SALON: Sinan Erdem Spor Salonu

HAKEMLER: Christiano Maranho, Luigi Lamonica, Juan Arteaga

TÜRKİYE (64): Cenk Akyol, Sinan Güler, Ömer Onan 7 (1 asist), Ersan İlyasova 7 (11 ribaund), Semih Erden 9 (2 ribaund), Kerem Tunçeri 7 (2 ribaund- 5 asist), Oğuz Savaş 3, Kerem Gönlüm 4 (6 ribaund), Ender Arslan 6 (1 asist), Ömer Aşık 5 (4 ribaund), Hidayet Türkoğlu 16 (7 ribaund- 1 asist)
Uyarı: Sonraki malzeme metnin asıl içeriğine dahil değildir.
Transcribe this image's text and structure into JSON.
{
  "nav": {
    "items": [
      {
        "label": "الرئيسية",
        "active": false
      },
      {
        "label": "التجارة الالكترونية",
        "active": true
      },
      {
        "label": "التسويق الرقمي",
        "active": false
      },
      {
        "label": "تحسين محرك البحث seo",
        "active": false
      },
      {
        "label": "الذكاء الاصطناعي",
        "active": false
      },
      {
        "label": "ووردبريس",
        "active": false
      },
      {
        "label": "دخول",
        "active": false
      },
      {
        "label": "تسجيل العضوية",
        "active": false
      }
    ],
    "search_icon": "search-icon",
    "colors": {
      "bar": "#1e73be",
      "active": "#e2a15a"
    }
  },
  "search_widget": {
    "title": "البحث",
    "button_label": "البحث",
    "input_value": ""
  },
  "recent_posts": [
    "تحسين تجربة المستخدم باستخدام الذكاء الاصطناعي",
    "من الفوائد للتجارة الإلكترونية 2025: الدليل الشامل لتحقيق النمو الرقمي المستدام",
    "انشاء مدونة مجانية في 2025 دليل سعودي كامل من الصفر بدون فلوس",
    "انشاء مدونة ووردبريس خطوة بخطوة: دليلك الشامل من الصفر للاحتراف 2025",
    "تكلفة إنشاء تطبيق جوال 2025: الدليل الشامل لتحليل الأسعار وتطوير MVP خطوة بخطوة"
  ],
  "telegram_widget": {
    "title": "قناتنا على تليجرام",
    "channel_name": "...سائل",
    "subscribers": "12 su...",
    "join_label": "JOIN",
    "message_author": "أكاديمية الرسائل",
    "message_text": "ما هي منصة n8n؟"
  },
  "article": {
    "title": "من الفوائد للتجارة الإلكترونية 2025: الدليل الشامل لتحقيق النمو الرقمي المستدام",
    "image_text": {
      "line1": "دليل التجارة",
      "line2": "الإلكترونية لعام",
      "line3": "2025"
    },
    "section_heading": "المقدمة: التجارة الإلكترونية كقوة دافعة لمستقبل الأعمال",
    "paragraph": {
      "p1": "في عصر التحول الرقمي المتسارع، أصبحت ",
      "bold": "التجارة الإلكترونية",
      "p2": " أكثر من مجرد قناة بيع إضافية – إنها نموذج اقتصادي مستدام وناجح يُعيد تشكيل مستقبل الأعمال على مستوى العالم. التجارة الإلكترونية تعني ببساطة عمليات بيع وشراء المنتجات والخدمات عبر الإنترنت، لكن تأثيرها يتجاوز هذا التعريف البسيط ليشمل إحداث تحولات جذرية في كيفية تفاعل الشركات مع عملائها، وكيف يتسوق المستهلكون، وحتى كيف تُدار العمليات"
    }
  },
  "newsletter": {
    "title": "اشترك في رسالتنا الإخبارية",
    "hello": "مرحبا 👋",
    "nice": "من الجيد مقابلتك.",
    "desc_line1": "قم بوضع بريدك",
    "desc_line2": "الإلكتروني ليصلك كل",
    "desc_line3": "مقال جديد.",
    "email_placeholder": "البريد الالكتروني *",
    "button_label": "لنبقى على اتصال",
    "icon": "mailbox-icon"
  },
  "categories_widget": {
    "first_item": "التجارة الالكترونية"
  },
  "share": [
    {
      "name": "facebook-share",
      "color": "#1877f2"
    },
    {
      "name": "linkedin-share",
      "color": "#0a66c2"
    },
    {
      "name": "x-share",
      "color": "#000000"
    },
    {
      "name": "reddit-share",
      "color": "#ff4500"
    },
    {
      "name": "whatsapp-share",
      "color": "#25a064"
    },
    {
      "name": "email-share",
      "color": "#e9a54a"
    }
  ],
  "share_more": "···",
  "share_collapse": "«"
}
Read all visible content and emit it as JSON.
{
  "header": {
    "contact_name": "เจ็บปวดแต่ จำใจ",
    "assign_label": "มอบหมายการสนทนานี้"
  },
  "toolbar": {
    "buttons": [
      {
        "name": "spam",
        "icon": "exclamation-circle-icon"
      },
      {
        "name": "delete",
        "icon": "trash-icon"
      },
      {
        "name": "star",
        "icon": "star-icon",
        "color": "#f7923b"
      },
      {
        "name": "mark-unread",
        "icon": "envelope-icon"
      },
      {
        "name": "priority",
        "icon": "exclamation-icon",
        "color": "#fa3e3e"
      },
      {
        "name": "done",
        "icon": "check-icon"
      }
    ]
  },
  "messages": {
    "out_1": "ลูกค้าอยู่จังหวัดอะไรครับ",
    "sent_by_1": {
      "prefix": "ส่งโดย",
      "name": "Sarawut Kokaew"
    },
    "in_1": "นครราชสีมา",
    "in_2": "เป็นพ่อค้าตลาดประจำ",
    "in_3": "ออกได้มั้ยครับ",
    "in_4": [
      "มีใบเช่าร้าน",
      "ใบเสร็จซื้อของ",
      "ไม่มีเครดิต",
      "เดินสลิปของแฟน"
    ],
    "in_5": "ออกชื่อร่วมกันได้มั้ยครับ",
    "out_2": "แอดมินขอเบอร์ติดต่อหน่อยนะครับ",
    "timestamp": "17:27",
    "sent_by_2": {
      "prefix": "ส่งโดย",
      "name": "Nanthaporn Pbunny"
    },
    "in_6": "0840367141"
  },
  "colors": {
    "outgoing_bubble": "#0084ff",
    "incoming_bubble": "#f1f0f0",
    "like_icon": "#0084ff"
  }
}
ABD (81): Chauncey Billups 4 (3 ribaund- 2 asist), Kevin Durant 28 (5 ribaund), Derrick Rose 8 (1 ribaund- 6 asist), Russel Westbrook 13 (6 ribaund- 3 asist), Rudy Gay 6 (4 ribaund), Andre Iguodala 4 (5 ribaund- 3 asist), Danny Granger, Stephen Curry 3, Eric Gordon (1 ribaund- 2 asist), Kevin Love (1 ribaund), Lamar Odom 15 (11 ribaund), Tyson Chandler























12 Eylül 2010

Türkiye 83-82 Sirbistan

0 yorum
       Daha yeni kendime gelebiliyorum, ne olduğunu anlamış değilim. Bu takımla sonuna kadar gurur duymamız gerekiyor, bu anları bizlere yaşattıkları için. Final maçının hiçbir önemi kalmadı bende şu an. Fark yemedikten sonra yenilsek bile sonuna kadar ayakta alkışlanması gereken bir 12 Dev Adam'a sahipiz.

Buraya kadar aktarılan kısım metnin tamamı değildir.